Nei fatti, il G7 ha solo fornito un titolo ai giornali di ieri. E, infatti, poche testate ci sono cascate in pieno, mentre le altre hanno ridotto e di molto lo spazio dedicato alla mossa più inutile dalle sanzioni su vodka e caviale. Certo, quando il tuo editore esce con le ossa rotte dai ballottaggi, perdendo anche nella città la cui squadra di calcio è appena stata promossa in serie A grazie al suo impegno, è meglio parlare d’altro. Panzane su oro e default russo in testa. Negli ultimi anni, infatti, gli stessi governi del G7 che hanno imposto il bando sull’oro russo hanno guidato la crociata culturale contro il carattere anacronistico dello status di bene rifugio del lingotto, forti come erano della convinzione che la liquidità col ciclostile garantita dai Qe sistemici della loro Banche centrali avesse reso ormai totalmente vuota, mal riposta e fuorviante la certezza che l’oro fisico fosse il bastione che tesaurizza le aspettative di crisi. E in molti casi, hanno venduto per fare cassa. O comunque, smesso di acquistare riserve. E la Russia, secondo produttore al mondo, ha agito di conseguenza. Rivolgendosi altrove e trovando tre clienti fidati su tutti: Cina, India e Turchia. Verso cui il commercio di oro è assolutamente libero e svincolato da sanzioni prese dal G7 e quindi valide solo per quei Paesi.
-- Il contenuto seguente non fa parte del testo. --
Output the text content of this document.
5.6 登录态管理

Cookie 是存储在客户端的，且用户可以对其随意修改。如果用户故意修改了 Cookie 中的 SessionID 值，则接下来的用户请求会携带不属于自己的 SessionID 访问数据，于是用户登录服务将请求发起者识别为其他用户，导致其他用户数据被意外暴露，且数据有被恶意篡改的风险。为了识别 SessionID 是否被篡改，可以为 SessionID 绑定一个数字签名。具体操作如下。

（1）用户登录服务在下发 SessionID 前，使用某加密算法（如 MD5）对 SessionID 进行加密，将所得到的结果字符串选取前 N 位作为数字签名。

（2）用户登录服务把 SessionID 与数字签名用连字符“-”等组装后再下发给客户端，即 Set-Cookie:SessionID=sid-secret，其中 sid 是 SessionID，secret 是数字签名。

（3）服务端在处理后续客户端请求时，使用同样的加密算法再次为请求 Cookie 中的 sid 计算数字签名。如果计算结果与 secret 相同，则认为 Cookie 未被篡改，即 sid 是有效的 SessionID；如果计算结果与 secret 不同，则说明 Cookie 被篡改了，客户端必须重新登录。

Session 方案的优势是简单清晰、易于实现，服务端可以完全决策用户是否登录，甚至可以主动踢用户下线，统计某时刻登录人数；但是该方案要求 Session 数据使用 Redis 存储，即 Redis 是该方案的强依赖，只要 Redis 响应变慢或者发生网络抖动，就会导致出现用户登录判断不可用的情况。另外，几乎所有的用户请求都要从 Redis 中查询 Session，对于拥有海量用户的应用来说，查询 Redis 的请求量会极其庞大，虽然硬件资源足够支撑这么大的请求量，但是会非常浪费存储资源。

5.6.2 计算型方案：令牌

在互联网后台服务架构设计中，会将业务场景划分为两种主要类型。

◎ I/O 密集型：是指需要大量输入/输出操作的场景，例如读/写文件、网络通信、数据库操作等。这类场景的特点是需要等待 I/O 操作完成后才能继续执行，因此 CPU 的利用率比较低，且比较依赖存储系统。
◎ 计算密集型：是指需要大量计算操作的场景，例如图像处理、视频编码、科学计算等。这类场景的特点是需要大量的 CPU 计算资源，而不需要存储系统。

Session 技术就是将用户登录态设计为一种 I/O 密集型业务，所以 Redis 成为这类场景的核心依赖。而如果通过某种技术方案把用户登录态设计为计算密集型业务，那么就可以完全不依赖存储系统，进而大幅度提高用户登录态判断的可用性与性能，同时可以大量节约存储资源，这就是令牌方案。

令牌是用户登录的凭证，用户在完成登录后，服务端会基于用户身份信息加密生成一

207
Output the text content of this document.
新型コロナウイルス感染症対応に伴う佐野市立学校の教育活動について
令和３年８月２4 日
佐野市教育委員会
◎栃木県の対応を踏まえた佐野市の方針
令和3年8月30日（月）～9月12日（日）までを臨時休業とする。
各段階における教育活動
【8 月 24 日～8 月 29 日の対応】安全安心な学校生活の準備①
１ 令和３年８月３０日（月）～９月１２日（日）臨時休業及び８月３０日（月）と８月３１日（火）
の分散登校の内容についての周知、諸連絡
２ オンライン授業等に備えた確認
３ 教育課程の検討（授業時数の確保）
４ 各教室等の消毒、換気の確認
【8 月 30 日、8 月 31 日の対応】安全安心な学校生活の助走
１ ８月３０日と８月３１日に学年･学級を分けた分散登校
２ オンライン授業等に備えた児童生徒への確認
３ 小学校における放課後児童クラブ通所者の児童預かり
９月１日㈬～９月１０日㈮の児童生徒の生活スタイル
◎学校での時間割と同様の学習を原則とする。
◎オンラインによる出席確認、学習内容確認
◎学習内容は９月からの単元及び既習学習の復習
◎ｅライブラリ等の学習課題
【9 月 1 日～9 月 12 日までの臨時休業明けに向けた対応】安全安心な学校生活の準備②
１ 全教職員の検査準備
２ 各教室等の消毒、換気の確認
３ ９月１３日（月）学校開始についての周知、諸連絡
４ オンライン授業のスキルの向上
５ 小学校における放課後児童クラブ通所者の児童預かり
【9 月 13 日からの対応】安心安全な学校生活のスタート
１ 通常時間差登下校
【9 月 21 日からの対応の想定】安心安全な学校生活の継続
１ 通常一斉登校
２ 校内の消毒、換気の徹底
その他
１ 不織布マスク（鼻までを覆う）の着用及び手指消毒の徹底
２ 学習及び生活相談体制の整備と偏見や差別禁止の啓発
E questo grafico sembra implicitamente suggerire quale sia la tacita e sottintesa finalità della mossa imposta a freddo dagli Usa al G7: offrire una percezione di sostegno alla de-dolarizzazione progressiva in atto nel nuovo ordine mondiale capitanato da Cina, Russia e India. Ovvero, si scarica debito pubblico Usa e si compra oro. Magari, adesso, aumentando persino gli acquisti, sia perché Mosca potrebbe operare uno sconto come sul petrolio degli Urali ai Paesi amici – quasi un fixing parallelo e di emergenza -, sia per sostanziare sempre di più le riserve collettive a garanzia globale del progetto di valuta benchmark concorrente di dollaro ed euro, proposito appena confermato al Forum dei Brics di Pechino.
La riprova dell’efficacia o meno della mossa del G7? Proprio il prezzo dell’oro, quello ufficiale. Tenetelo d’occhio. E scusate se non ho perso tempo a ragguagliarvi sulla pagliacciata del default tecnico di Mosca scattato ieri. La reazione da cadavere che il mercato ha riservato all’accaduto, parla da sola.